Bad news is expected. The estimated decline in earnings for the S&P 500 in the fourth quarter of 2022 is -3.9%, according to an analysis by FactSet. If it is really real decline, which would mark the index’s first decline in earnings since the third quarter of 2020.

Over the past few weeks, earnings expectations for the first and second quarters of 2023 have shifted from year-over-year growth to year-over-year declines, according to FactSet.

The most recent. JPMorgan beat fourth-quarter earnings estimates, but also raised the allowance for expected loan defaults. The bank added $2.3 billion in loan loss provisions in the quarter, a 49 percent increase over the third quarter.

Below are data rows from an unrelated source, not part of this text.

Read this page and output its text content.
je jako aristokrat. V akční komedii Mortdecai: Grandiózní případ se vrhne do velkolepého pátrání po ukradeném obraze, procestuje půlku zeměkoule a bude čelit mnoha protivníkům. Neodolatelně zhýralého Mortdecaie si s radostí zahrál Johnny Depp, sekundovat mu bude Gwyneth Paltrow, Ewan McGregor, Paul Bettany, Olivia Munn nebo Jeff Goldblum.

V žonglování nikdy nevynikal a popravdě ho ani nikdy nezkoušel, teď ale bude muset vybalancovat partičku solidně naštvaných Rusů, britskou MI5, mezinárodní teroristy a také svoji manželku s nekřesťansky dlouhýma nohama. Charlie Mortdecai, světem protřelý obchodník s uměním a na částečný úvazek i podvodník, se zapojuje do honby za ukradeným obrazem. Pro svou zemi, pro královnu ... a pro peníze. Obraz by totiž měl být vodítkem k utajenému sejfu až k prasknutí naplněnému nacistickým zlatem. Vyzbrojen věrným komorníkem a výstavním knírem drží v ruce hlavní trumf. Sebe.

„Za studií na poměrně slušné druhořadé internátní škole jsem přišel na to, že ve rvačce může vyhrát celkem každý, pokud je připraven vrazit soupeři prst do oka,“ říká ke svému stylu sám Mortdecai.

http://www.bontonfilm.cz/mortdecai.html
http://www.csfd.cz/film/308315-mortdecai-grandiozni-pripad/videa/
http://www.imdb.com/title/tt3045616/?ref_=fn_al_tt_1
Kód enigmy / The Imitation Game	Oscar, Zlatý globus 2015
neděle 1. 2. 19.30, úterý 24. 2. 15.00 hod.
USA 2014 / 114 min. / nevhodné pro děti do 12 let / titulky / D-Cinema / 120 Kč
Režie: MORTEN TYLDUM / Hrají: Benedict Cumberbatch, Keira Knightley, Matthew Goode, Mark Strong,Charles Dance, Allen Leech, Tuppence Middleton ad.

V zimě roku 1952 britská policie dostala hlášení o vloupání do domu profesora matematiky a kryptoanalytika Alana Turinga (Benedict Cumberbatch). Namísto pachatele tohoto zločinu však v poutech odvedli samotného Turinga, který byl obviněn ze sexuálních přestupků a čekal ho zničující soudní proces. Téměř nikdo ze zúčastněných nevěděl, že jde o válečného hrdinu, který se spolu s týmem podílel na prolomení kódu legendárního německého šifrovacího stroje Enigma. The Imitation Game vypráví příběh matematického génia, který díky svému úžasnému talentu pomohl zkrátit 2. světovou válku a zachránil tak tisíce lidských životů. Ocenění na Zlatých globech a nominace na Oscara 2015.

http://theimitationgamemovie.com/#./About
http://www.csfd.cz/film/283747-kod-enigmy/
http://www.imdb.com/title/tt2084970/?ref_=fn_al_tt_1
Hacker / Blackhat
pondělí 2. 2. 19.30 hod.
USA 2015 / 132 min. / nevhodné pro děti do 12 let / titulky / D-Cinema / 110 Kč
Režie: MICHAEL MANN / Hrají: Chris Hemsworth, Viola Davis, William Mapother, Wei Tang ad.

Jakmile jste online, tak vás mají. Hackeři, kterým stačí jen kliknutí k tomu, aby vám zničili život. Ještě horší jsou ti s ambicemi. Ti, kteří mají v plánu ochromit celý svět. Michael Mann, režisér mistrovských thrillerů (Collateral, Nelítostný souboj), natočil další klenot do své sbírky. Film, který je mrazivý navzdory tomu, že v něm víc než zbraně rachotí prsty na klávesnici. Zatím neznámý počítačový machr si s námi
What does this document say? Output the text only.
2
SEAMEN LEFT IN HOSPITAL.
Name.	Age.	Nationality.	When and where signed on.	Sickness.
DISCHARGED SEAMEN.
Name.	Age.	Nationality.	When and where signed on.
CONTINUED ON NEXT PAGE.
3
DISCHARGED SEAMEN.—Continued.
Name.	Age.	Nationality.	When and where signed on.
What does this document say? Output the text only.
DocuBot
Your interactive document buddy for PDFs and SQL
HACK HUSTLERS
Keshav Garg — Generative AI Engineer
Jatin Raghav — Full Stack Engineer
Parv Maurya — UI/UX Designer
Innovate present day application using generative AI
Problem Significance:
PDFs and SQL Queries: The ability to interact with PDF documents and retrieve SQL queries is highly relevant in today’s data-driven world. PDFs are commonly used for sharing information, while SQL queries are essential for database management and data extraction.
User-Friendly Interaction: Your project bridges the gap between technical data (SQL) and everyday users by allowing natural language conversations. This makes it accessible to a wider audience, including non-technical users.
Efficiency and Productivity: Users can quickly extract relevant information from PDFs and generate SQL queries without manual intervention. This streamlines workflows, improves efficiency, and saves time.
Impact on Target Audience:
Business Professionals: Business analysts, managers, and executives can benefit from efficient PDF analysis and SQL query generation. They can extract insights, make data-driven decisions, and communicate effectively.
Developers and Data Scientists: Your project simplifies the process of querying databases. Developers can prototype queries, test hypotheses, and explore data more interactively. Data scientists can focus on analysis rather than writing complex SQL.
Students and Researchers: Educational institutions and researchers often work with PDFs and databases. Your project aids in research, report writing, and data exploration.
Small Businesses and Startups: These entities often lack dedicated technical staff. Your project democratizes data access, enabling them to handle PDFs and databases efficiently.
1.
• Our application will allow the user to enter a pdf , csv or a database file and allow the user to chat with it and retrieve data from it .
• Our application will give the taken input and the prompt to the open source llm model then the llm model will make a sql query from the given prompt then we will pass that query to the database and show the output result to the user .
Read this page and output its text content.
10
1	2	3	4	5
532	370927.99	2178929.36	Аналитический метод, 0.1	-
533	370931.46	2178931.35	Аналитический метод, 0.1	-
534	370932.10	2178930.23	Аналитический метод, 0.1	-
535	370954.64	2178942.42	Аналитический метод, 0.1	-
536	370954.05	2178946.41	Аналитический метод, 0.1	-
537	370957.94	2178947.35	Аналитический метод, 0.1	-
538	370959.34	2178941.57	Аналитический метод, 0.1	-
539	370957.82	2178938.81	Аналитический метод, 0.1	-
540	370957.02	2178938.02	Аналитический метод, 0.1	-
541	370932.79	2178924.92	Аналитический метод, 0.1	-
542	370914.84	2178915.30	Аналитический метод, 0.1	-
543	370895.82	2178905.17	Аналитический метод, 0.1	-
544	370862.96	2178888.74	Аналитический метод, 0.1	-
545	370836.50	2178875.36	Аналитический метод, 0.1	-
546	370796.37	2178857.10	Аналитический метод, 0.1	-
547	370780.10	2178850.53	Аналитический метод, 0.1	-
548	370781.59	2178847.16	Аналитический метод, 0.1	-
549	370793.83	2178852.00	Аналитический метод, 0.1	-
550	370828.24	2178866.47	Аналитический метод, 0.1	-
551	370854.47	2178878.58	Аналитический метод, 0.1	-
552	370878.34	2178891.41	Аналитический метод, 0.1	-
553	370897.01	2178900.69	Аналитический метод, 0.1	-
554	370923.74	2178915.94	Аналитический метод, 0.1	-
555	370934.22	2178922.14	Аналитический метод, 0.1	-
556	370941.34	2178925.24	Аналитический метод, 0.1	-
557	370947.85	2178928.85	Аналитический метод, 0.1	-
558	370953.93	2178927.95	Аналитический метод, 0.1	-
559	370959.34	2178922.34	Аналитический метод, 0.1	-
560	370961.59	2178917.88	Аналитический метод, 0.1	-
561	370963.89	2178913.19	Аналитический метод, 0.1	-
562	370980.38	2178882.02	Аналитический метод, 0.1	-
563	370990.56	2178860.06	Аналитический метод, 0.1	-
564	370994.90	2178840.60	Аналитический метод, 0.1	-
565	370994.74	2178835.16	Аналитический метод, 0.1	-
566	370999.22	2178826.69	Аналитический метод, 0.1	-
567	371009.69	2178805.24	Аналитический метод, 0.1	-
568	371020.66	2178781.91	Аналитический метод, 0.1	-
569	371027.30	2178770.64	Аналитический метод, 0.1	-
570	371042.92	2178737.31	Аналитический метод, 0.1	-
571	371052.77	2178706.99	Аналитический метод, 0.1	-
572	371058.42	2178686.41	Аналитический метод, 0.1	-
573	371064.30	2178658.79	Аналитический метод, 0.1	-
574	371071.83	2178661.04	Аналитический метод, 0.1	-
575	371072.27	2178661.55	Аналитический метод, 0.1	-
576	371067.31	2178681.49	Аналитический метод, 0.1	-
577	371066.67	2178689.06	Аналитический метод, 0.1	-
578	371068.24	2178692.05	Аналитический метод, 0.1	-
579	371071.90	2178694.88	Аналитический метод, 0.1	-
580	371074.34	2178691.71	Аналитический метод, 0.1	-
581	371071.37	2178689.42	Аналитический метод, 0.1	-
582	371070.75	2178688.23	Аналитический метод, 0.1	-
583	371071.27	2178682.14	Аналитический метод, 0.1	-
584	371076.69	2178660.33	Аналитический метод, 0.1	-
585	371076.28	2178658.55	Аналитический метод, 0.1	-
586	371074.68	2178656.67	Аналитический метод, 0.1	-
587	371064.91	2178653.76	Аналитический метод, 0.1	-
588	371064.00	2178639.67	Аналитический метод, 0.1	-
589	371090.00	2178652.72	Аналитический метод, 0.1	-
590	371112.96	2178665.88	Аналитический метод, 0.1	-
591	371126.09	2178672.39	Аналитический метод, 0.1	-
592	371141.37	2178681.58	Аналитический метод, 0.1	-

The move was prompted by “a modest deterioration in the firm’s macroeconomic outlook, which now reflects a mild downturn in the central case,” the report said. In a follow-up call, JPMorgan CFO Jeremy Barnum told reporters that the bank expects a recession to hit in the fourth quarter of 2023.

Bank of America ( BAC ) also beat earnings expectations, but CEO Brian Moynihan said Friday that the bank is bracing for rising unemployment and a recession in 2023. “Our baseline scenario calls for a mild recession,” he said. The bank added $1.1 billion in allowances for loan losses, a sharp change from the previous year, when the number was negative.

What’s next? Hold on to your hats. In the coming week, 26 S&P 500 companies are scheduled to report fourth quarter results.

Apple CEO Tim Cook responded to angry shareholders by recommending that the company cut his salary this year, reports my colleague Anna Cuban.

Cook was paid $99.4 million in total compensation last year. The vast majority of his 2022 compensation, about 75%, was tied to company stock, with half of that tied to stock price performance.

But shareholders voted down Cook’s pay package after Apple’s stock fell nearly 27% last year. The vote is not binding, but the board’s compensation committee said Cook himself demanded reduction.

“The compensation committee balanced shareholder feedback, Apple’s exceptional performance and Mr. Cook’s recommendation to adjust his compensation in light of the feedback received,” the company said in its annual proxy statement released Thursday.

But don’t cry for Tim Cook just yet. This year, the executive stock award target is $40 million. About $30 million of that, or three-quarters of that, is tied to stock price performance. The tech mogul, who has led Apple ( AAPL ) since 2011, has an estimated personal fortune of $1.7 billion, according to Forbes.

Bottom line: Apple’s share price, like other tech companies, fell last year as coronavirus lockdowns shut down some of its factories in China. Supply chain bottlenecks and fears that a global economic slowdown could dampen demand also dragged down its stocks.